Rypien has been roasted and toasted, popped and chopped, cheered and jeered. He has played so badly at times that it looked as if he would single-handedly keep the Redskins out of the playoffs and he also has thrown some of the best passes of his life, such as the one on Sunday when he stood in the pocket against a fierce Philadelphia pass rush and threw Terry Orr a 51-yard strike.

He didn’t see that completion until he saw the replay a day later. By the time Orr cradled the ball in his arm, Rypien was lying beneath two Eagles. He also has thrown some of the worst passes of his life, such as three interceptions and no touchdowns against Detroit as well as three interceptions -- two returned for fourth-quarter touchdowns -- in helping the Redskins blow an 18-point lead at Phoenix.

Advertisement

Now, having seen his season turn around so dramatically, having played two games that resemble last season in tone and numbers, having helped get the Redskins back on their feet, Rypien can smile again.

“You deal with it by waking up in the morning, and even though you have nightmares, your little girl comes in and jumps on you and lets you know she still loves you,” Rypien said. “You lean on your family, and we’re lucky to have two families--the one here at Redskin Park and the one at home. They’re both there for you. But let’s be honest--those were tough days. You think about it a lot and it has to come back to the fact that this is a fun game.

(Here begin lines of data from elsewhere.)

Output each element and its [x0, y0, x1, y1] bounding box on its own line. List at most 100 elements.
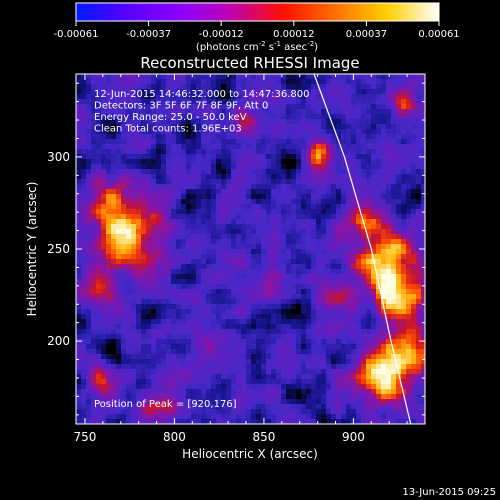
heatmap-cell	[146, 329, 152, 335]
heatmap-cell	[301, 409, 307, 415]
heatmap-cell	[411, 289, 417, 295]
heatmap-cell	[416, 279, 422, 285]
heatmap-cell	[291, 324, 297, 330]
heatmap-cell	[181, 354, 187, 360]
heatmap-cell	[216, 309, 222, 315]
heatmap-cell	[421, 259, 425, 265]
heatmap-cell	[176, 134, 182, 140]
heatmap-cell	[231, 204, 237, 210]
heatmap-cell	[156, 304, 162, 310]
heatmap-cell	[261, 84, 267, 90]
heatmap-cell	[141, 259, 147, 265]
heatmap-cell	[296, 164, 302, 170]
heatmap-cell	[366, 299, 372, 305]
heatmap-cell	[381, 169, 387, 175]
heatmap-cell	[251, 119, 257, 125]
heatmap-cell	[111, 169, 117, 175]
heatmap-cell	[306, 169, 312, 175]
heatmap-cell	[311, 334, 317, 340]
heatmap-cell	[146, 234, 152, 240]
heatmap-cell	[191, 164, 197, 170]
heatmap-cell	[191, 404, 197, 410]
heatmap-cell	[221, 129, 227, 135]
heatmap-cell	[201, 139, 207, 145]
heatmap-cell	[96, 334, 102, 340]
heatmap-cell	[216, 139, 222, 145]
heatmap-cell	[351, 309, 357, 315]
heatmap-cell	[286, 79, 292, 85]
heatmap-cell	[91, 344, 97, 350]
heatmap-cell	[336, 319, 342, 325]
heatmap-cell	[316, 134, 322, 140]
heatmap-cell	[241, 84, 247, 90]
heatmap-cell	[136, 189, 142, 195]
heatmap-cell	[156, 334, 162, 340]
heatmap-cell	[276, 199, 282, 205]
heatmap-cell	[261, 164, 267, 170]
heatmap-cell	[186, 349, 192, 355]
heatmap-cell	[296, 149, 302, 155]
heatmap-cell	[216, 319, 222, 325]
heatmap-cell	[391, 384, 397, 390]
heatmap-cell	[306, 204, 312, 210]
heatmap-cell	[316, 184, 322, 190]
heatmap-cell	[416, 319, 422, 325]
heatmap-cell	[271, 249, 277, 255]
heatmap-cell	[386, 129, 392, 135]
heatmap-cell	[131, 344, 137, 350]
heatmap-cell	[286, 409, 292, 415]
heatmap-cell	[331, 334, 337, 340]
heatmap-cell	[391, 154, 397, 160]
heatmap-cell	[136, 154, 142, 160]
heatmap-cell	[176, 284, 182, 290]
heatmap-cell	[251, 294, 257, 300]
heatmap-cell	[341, 259, 347, 265]
heatmap-cell	[281, 154, 287, 160]
heatmap-cell	[411, 149, 417, 155]
heatmap-cell	[286, 154, 292, 160]
heatmap-cell	[151, 104, 157, 110]
heatmap-cell	[176, 244, 182, 250]
heatmap-cell	[361, 239, 367, 245]
heatmap-cell	[141, 324, 147, 330]
heatmap-cell	[171, 389, 177, 395]
heatmap-cell	[201, 309, 207, 315]
heatmap-cell	[401, 84, 407, 90]
heatmap-cell	[91, 84, 97, 90]
heatmap-cell	[421, 159, 425, 165]
heatmap-cell	[106, 209, 112, 215]
heatmap-cell	[346, 214, 352, 220]
heatmap-cell	[211, 139, 217, 145]
heatmap-cell	[96, 254, 102, 260]
heatmap-cell	[86, 114, 92, 120]
heatmap-cell	[401, 189, 407, 195]
heatmap-cell	[341, 394, 347, 400]
heatmap-cell	[276, 399, 282, 405]
heatmap-cell	[411, 164, 417, 170]
heatmap-cell	[366, 159, 372, 165]
heatmap-cell	[96, 304, 102, 310]
heatmap-cell	[336, 389, 342, 395]
heatmap-cell	[416, 284, 422, 290]
heatmap-cell	[311, 239, 317, 245]
heatmap-cell	[191, 419, 197, 424]
heatmap-cell	[161, 204, 167, 210]
heatmap-cell	[231, 79, 237, 85]
heatmap-cell	[371, 79, 377, 85]
heatmap-cell	[291, 79, 297, 85]
heatmap-cell	[381, 349, 387, 355]
heatmap-cell	[271, 294, 277, 300]
heatmap-cell	[231, 104, 237, 110]
heatmap-cell	[381, 409, 387, 415]
heatmap-cell	[316, 414, 322, 420]
heatmap-cell	[156, 254, 162, 260]
heatmap-cell	[176, 154, 182, 160]
heatmap-cell	[351, 159, 357, 165]
heatmap-cell	[246, 109, 252, 115]
heatmap-cell	[256, 79, 262, 85]
heatmap-cell	[306, 229, 312, 235]
heatmap-cell	[231, 119, 237, 125]
heatmap-cell	[331, 244, 337, 250]
heatmap-cell	[416, 94, 422, 100]
heatmap-cell	[401, 244, 407, 250]
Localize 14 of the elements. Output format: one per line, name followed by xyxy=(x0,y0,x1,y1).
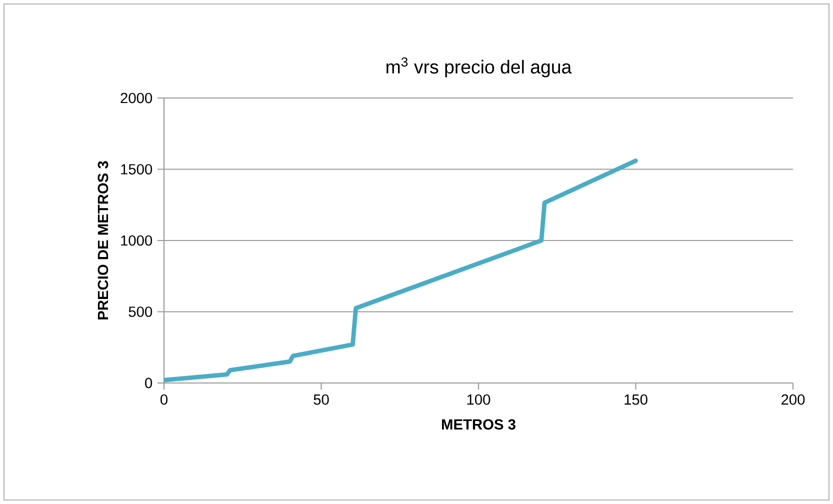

“I decided to relax for a couple of days with my family and that eased the pain a little. Then you come back out and do what you’ve always done, which is to go back to work.”

In the worst of times -- and times haven’t been much worse than the days after the Phoenix game -- the one thing the Redskins knew about Rypien was how he would react to adversity. They knew he would work hard.

Gibbs said all good quarterbacks have been steeled to survive bad times, because by the time they get to the NFL they’ve already been through plenty of them. They were the most important players on their high-school teams and they had their games critiqued even then.

Rypien had tough times at Washington State. His growth with the Redskins has included solving many problems -- especially fumbles and injuries -- and has been watched by almost everyone.

Advertisement

His career has been such a bumpy ride that for a few weeks there must have been people inside the organization wondering if last season hadn’t been a one-time ride never to be repeated.

Then a week and a half ago, with the offensive line in tatters and the Redskins looking like a team on a downward spiral, Rypien trotted out and threw for 245 yards and a touchdown in a 31-point rout of Denver. Six days later, he did almost the same thing against Philadelphia, throwing for 240 yards and a touchdown in a four-point victory.

In two games, he looked almost exactly like the guy who was the key ingredient to last season’s championship.

And football is fun again.

“That’s sometimes what you have to remind yourself,” he said. “The game still has to be fun.”